Sliding Filament Model of Muscle Contraction
🔬 Overview
- Explains how sarcomeres shorten → muscle contraction.
- Relies on interaction between actin (thin filaments) and myosin (thick filaments).
- Controlled by calcium ions (Ca²⁺), troponin, tropomyosin, and ATP.
⚙️ Steps in the Sliding Filament Model
- At Rest: Tropomyosin covers actin’s binding sites → prevents cross-bridge formation. Troponin attached to tropomyosin. Myosin heads cocked (primed by ATP hydrolysis).
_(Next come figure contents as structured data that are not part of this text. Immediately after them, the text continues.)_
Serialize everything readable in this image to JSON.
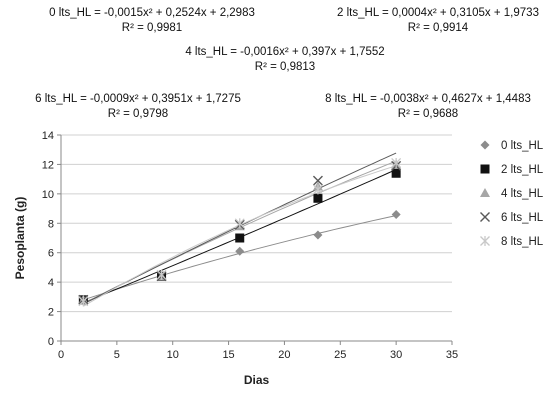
{
  "equations": [
    {
      "line1": "0 lts_HL = -0,0015x² + 0,2524x + 2,2983",
      "line2": "R² = 0,9981"
    },
    {
      "line1": "2 lts_HL = 0,0004x² + 0,3105x + 1,9733",
      "line2": "R² = 0,9914"
    },
    {
      "line1": "4 lts_HL = -0,0016x² + 0,397x + 1,7552",
      "line2": "R² = 0,9813"
    },
    {
      "line1": "6 lts_HL = -0,0009x² + 0,3951x + 1,7275",
      "line2": "R² = 0,9798"
    },
    {
      "line1": "8 lts_HL = -0,0038x² + 0,4627x + 1,4483",
      "line2": "R² = 0,9688"
    }
  ],
  "chart_data": {
    "type": "scatter",
    "xlabel": "Dias",
    "ylabel": "Pesoplanta (g)",
    "xlim": [
      0,
      35
    ],
    "ylim": [
      0,
      14
    ],
    "xticks": [
      "0",
      "5",
      "10",
      "15",
      "20",
      "25",
      "30",
      "35"
    ],
    "yticks": [
      "0",
      "2",
      "4",
      "6",
      "8",
      "10",
      "12",
      "14"
    ],
    "grid": true,
    "legend_position": "right",
    "x": [
      2,
      9,
      16,
      23,
      30
    ],
    "series": [
      {
        "name": "0 lts_HL",
        "marker": "diamond",
        "color": "#8c8c8c",
        "values": [
          2.8,
          4.4,
          6.1,
          7.2,
          8.6
        ],
        "trend": [
          -0.0015,
          0.2524,
          2.2983
        ]
      },
      {
        "name": "2 lts_HL",
        "marker": "square",
        "color": "#111111",
        "values": [
          2.8,
          4.4,
          7.0,
          9.7,
          11.4
        ],
        "trend": [
          0.0004,
          0.3105,
          1.9733
        ]
      },
      {
        "name": "4 lts_HL",
        "marker": "triangle",
        "color": "#a6a6a6",
        "values": [
          2.8,
          4.4,
          7.8,
          10.5,
          12.0
        ],
        "trend": [
          -0.0016,
          0.397,
          1.7552
        ]
      },
      {
        "name": "6 lts_HL",
        "marker": "x",
        "color": "#595959",
        "values": [
          2.8,
          4.4,
          7.9,
          10.9,
          11.9
        ],
        "trend": [
          -0.0009,
          0.3951,
          1.7275
        ]
      },
      {
        "name": "8 lts_HL",
        "marker": "star",
        "color": "#c8c8c8",
        "values": [
          2.7,
          4.5,
          8.0,
          10.3,
          12.1
        ],
        "trend": [
          -0.0038,
          0.4627,
          1.4483
        ]
      }
    ]
  }
}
- Calcium Ion Release: Action potential → T-tubules → SR releases Ca²⁺. Ca²⁺ binds troponin → tropomyosin moves → actin binding sites exposed.
- Cross-Bridge Formation: Myosin head (ADP + Pi) binds to actin → cross-bridge forms.
- Power Stroke: Myosin head tilts, pulling actin towards M-line. ADP + Pi released → energy from ATP hydrolysis moves actin. Sarcomere shortens.
- Cross-Bridge Detachment: New ATP binds myosin head → detaches from actin.
- Re-cocking of Myosin Head: ATP hydrolysed → ADP + Pi. Myosin head resets, ready for next cycle.
🔁 Cycle Repeats: As long as Ca²⁺ is present and ATP available, cross-bridge cycling continues. I-band and H-zone shorten; A-band constant.
📊 Key Roles of Molecules
| Molecule | Role |
|---|---|
| Calcium ions (Ca²⁺) | Released from SR; bind troponin → expose actin binding sites |
| Troponin | Ca²⁺ binding causes shift → moves tropomyosin |
| Tropomyosin | Blocks actin’s myosin-binding sites at rest; moves when troponin changes shape |
| ATP | Energy for detachment & resetting of myosin heads; hydrolysis primes power stroke |
✨ Key Idea: Muscle contraction = sarcomere shortening caused by sliding of actin over myosin, not shortening of filaments themselves.